Patek will be fine in the end, unlike a lot of the watch brands out there that are relying on blackout drunk US fiscal and monetary policy for solvency, but this strategy is pretty interesting.
Don’t want to make steel watches? Then don’t make steel watches. And definitely don’t use gimmicky titanium. Just use gold and platinum. And kill the embarrassing Aquanaut. That would be a lot simpler than all this silliness. Because of the amount of metal involved a gold or platinum Nautilus on a bracelet can have a six-figure or close MSRP and not be out of line with the rest of the Patek lineup. And that MSRP will keep sales naturally limited compared to ~$25k Calatravas, instead of having pretend waitlists and leaving money on the table for the second hand market.
The embarrassing truth for Patek, and the reason they are going to still make non-precious metal Nautilus and Aquanaut watches, is that even in this historically unparalleled frothy economic environment its complicated, most expensive watches sell at a discount grey. Want a Patek split seconds chronograph? Jomashop has it at an 18% discount to retail (don’t forget to use the code for free shipping). But if you buy one at retail it might just get you a steel Aquanaut. But it and another complicated, dust gathering Patek at retail and maybe you get a titanium Nautilus.
This is a perfect example of a good idea getting buried by having no actual plan behind it and absolutely inept PR.
Error 1: Announcing its discontinuation before the replacement is out. This is kind of the anti-Osborne effect where everyone grasps for the 5711 because the general thought is that the replacement is going to be worse or at least more expensive.
Error 2: Letting information come out in dribs and drabs, which just fuels more speculation.
Error 3: Thinking out loud in the press. You’re the president of the g-d–n-d company! You should NEVER admit that you don’t know what you’re doing or don’t have the final say.
Whatever they announce now is guaranteed to tick off about half of their customer base. And all they had to do was wait until the new one was ready to go, announce it all in one go, and sit back and watch the money roll in.
Mr Stern, please take President Chirac’s immortal advice and not miss this opportunity to shut up.
I … Don’t get any of this.

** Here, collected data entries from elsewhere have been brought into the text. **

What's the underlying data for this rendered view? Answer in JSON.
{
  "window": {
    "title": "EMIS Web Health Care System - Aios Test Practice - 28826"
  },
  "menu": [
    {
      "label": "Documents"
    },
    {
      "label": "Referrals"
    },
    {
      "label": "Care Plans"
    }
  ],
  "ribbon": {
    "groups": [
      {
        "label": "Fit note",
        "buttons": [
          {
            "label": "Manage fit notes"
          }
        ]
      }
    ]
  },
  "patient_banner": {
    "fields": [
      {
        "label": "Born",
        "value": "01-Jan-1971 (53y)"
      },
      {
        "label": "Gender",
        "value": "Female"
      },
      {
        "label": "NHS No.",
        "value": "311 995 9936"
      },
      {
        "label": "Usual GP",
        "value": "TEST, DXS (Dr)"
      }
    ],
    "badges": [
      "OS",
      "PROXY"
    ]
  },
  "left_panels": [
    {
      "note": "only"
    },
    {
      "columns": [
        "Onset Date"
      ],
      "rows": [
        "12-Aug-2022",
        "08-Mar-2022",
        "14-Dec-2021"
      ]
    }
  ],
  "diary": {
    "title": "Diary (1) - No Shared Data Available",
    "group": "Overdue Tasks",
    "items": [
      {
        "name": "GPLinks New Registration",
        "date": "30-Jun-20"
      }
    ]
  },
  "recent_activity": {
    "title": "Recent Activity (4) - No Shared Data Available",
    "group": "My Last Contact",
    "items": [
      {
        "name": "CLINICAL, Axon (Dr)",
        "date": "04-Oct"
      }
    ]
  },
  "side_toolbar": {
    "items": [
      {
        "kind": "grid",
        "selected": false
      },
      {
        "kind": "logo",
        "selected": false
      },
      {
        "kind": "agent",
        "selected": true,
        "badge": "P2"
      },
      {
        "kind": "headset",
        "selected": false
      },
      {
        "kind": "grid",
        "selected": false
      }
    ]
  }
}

In what circumstance does wearing this particular watch confer an advantage? And what advantage is conferred? And how is that advantage unique from the one conferred by any of the dozen or so comparably priced watches? I mean I follow that this one has Dem Dere Authenticities but why would anybody born after the original was released care?
I am also an unenlightened philistine lacking the appreciation for the sublime wonder of this magical design. Though I’ll never be master of the universe enough to own one, if I could just bask in one’s glory I would surely stop calling it a disco-era porthole watch and start to sing its praises.

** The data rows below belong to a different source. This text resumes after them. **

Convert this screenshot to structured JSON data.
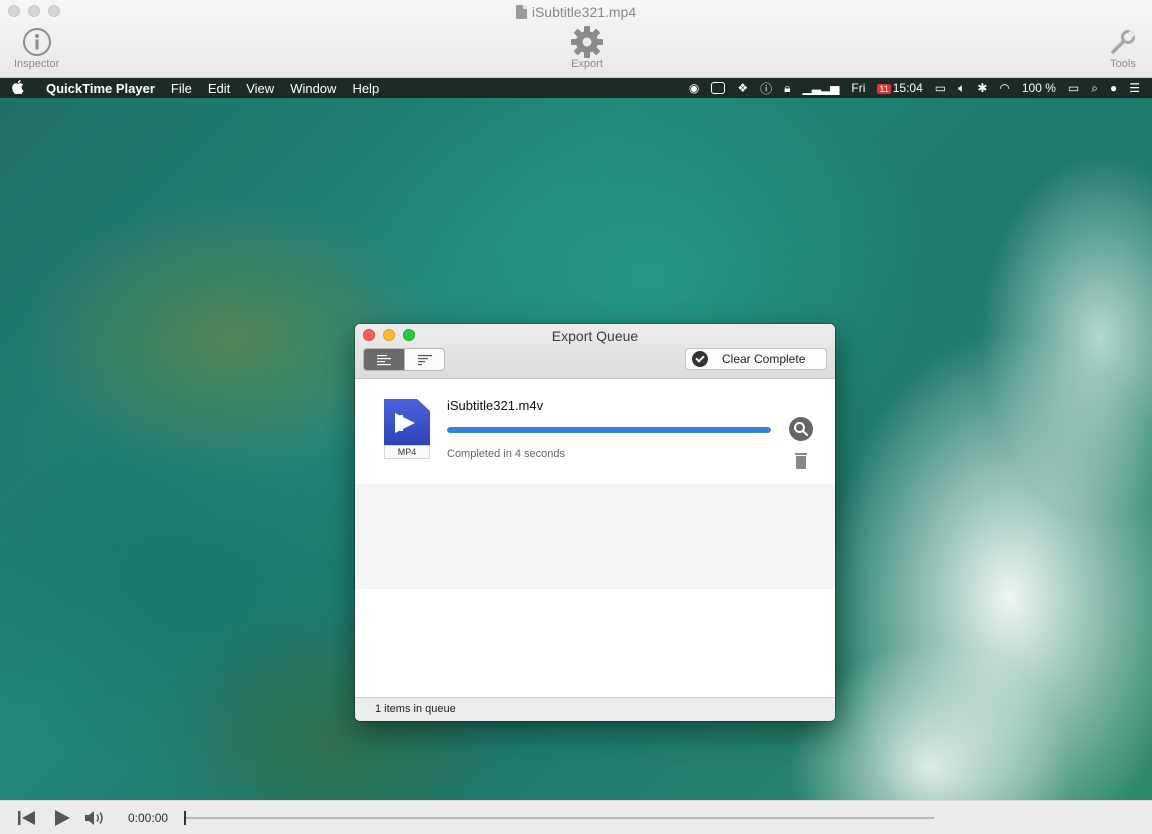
{
  "window": {
    "title": "iSubtitle321.mp4",
    "toolbar": {
      "inspector_label": "Inspector",
      "export_label": "Export",
      "tools_label": "Tools"
    }
  },
  "menubar": {
    "app_name": "QuickTime Player",
    "items": [
      "File",
      "Edit",
      "View",
      "Window",
      "Help"
    ],
    "day": "Fri",
    "calendar_date": "11",
    "time": "15:04",
    "battery": "100 %"
  },
  "export_queue": {
    "title": "Export Queue",
    "clear_complete_label": "Clear Complete",
    "item": {
      "file_name": "iSubtitle321.m4v",
      "file_type": "MP4",
      "progress": 1.0,
      "status": "Completed in 4 seconds"
    },
    "footer": "1 items in queue"
  },
  "transport": {
    "current_time": "0:00:00"
  },
  "colors": {
    "progress_fill": "#3a7ee0",
    "file_icon": "#3a51c8"
  }
}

In other words… I don’t get it (‘cuz there ain’t nothin’ to get).
The horological Emperor’s New Clothes?
No US boutique will be able to have it? My how we have fallen….or they must hate the US.
I have read something about an interview to a Saudi Arabia Prince, who’s said something as controversial as “my sons will be riding camels in the future”.

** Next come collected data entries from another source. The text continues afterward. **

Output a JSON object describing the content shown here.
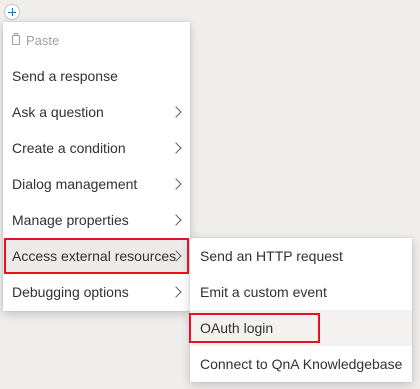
{
  "canvas": {
    "add_node_icon": "plus-icon"
  },
  "main_menu": {
    "items": [
      {
        "label": "Paste",
        "icon": "paste-icon",
        "disabled": true
      },
      {
        "label": "Send a response"
      },
      {
        "label": "Ask a question",
        "submenu": true
      },
      {
        "label": "Create a condition",
        "submenu": true
      },
      {
        "label": "Dialog management",
        "submenu": true
      },
      {
        "label": "Manage properties",
        "submenu": true
      },
      {
        "label": "Access external resources",
        "submenu": true,
        "active": true,
        "highlighted": true
      },
      {
        "label": "Debugging options",
        "submenu": true
      }
    ]
  },
  "sub_menu": {
    "items": [
      {
        "label": "Send an HTTP request"
      },
      {
        "label": "Emit a custom event"
      },
      {
        "label": "OAuth login",
        "hovered": true,
        "highlighted": true
      },
      {
        "label": "Connect to QnA Knowledgebase"
      }
    ]
  },
  "colors": {
    "highlight_border": "#e81123",
    "accent": "#0078d4"
  }
}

His reasoning was as follows, more or less.
My grandfather used to ride a camel.
Hard times make strong men.
My father grew strong. He remembered that his father used to ride camels.
He worked so much to make me drive a Rolls Royce.
No matter what I do, my sons will be driving Rolls Royces and Ferraris.
Affluent times make weak men.
This is why they will be riding camels again in the future.